Ela resiste à noção de que seu trabalho é uma extensão de um movimento ambientalista que, em sua opinião, está enraizado no racismo .
“Não costumo pensar em nosso trabalho na Truelove como uma extensão do movimento ambientalista mais amplo, simplesmente porque é um movimento branco”, disse Bolden-Newsome.
“Grande parte do motivo pelo qual tenho que salvar intencionalmente as sementes de minha avó e os modos de conhecer o mundo de meu avô – trabalhando a terra e me relacionando com a terra – se deve em grande parte a entidades e organizações … como o Sierra Club.”
Para Bolden-Newsome, a soberania alimentar é mais do que a recuperação da terra ou a recuperação das formas tradicionais de alimentação. É um meio mais profundo para a libertação negra.
“A ideia de soberania é algo que não posso vincular apenas à propriedade da terra”, disse Bolden-Newsome. “Se fosse esse o caso, estaríamos acabados. Meu povo perdeu a terra desde o momento em que chegamos aqui. É assim que posso levar a terra comigo.”

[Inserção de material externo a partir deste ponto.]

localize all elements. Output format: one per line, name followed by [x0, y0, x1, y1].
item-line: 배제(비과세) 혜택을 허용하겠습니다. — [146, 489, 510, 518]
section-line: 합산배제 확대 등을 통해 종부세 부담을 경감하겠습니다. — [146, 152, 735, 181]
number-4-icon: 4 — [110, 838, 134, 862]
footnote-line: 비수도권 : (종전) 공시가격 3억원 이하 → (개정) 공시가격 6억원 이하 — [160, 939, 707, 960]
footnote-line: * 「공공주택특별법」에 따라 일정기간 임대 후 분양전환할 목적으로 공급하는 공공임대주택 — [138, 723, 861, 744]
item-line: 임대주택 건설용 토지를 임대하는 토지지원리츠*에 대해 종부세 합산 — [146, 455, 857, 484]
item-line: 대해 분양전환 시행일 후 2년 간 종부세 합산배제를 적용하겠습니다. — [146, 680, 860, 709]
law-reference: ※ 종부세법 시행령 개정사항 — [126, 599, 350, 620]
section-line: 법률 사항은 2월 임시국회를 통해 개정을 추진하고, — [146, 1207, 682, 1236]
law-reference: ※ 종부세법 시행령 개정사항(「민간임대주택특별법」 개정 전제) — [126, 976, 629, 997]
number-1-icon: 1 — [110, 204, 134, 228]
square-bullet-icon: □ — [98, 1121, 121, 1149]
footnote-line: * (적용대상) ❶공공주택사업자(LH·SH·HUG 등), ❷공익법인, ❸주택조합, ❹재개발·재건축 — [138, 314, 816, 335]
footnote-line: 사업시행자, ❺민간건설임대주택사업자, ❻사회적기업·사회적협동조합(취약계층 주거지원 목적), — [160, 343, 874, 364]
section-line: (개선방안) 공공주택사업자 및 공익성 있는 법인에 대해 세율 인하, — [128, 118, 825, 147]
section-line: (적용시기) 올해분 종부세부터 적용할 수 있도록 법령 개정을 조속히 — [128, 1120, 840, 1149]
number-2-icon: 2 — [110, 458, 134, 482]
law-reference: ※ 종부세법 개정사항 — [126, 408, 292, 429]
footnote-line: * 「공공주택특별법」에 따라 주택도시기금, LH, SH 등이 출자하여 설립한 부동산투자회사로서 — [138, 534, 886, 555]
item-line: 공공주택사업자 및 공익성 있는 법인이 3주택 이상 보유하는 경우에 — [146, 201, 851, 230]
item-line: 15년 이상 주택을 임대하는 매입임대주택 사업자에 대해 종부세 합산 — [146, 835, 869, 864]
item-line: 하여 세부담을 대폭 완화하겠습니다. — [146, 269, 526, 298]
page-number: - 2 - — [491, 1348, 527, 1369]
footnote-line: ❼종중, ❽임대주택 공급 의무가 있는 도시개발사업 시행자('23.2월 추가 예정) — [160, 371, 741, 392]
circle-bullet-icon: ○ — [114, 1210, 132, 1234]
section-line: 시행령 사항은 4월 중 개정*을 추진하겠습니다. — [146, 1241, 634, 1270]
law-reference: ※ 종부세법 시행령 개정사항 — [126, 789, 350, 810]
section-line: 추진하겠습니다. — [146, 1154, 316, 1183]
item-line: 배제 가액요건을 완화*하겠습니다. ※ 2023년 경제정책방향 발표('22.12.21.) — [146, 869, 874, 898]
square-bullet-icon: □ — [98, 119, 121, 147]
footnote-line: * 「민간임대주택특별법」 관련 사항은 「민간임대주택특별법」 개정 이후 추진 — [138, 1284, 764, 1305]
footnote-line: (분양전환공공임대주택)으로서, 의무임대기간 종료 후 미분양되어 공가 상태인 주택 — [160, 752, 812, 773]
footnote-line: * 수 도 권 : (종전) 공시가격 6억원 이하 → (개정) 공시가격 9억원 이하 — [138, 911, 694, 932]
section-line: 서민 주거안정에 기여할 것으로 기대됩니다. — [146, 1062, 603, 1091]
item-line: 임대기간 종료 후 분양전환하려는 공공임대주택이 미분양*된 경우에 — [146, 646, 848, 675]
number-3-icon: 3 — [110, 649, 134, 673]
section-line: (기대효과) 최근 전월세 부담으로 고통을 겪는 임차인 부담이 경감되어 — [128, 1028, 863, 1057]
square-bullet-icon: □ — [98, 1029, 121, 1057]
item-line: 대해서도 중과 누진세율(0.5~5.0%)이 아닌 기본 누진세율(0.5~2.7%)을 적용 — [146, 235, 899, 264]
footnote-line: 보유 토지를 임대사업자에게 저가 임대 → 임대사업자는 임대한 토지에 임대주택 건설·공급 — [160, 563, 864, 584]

Mitchell concorda. Ela diz que para que a soberania alimentar se torne realidade, as sementes devem ficar dentro das comunidades de onde vêm. No decorrer do trabalho com Truelove Seeds e trazendo economia de sementes culturalmente específica para Greensgrow, o relacionamento de Mitchell com o ofício de economizar sementes se transformou.
O que antes era uma prática de autocura é agora um processo contínuo de cura para todos.
“Se você não está mantendo sementes com uma comunidade, você está perdendo”, disse Mitchell. “O aspecto comunitário de estar na terra é muito importante para mim. . . aquela sensação de estarmos sentados em volta de um balde descascando ervilhas é insubstituível.”
Ela continuou: “Você tem que sentar e ter um momento de gratidão à terra, às plantas, às sementes e aos seus ancestrais neste trabalho. Isso é o que é manter a semente para mim. Você tem que fazer essa pausa para apreciar todos que trouxeram essa semente para você. Você não pode se apressar nesse momento.”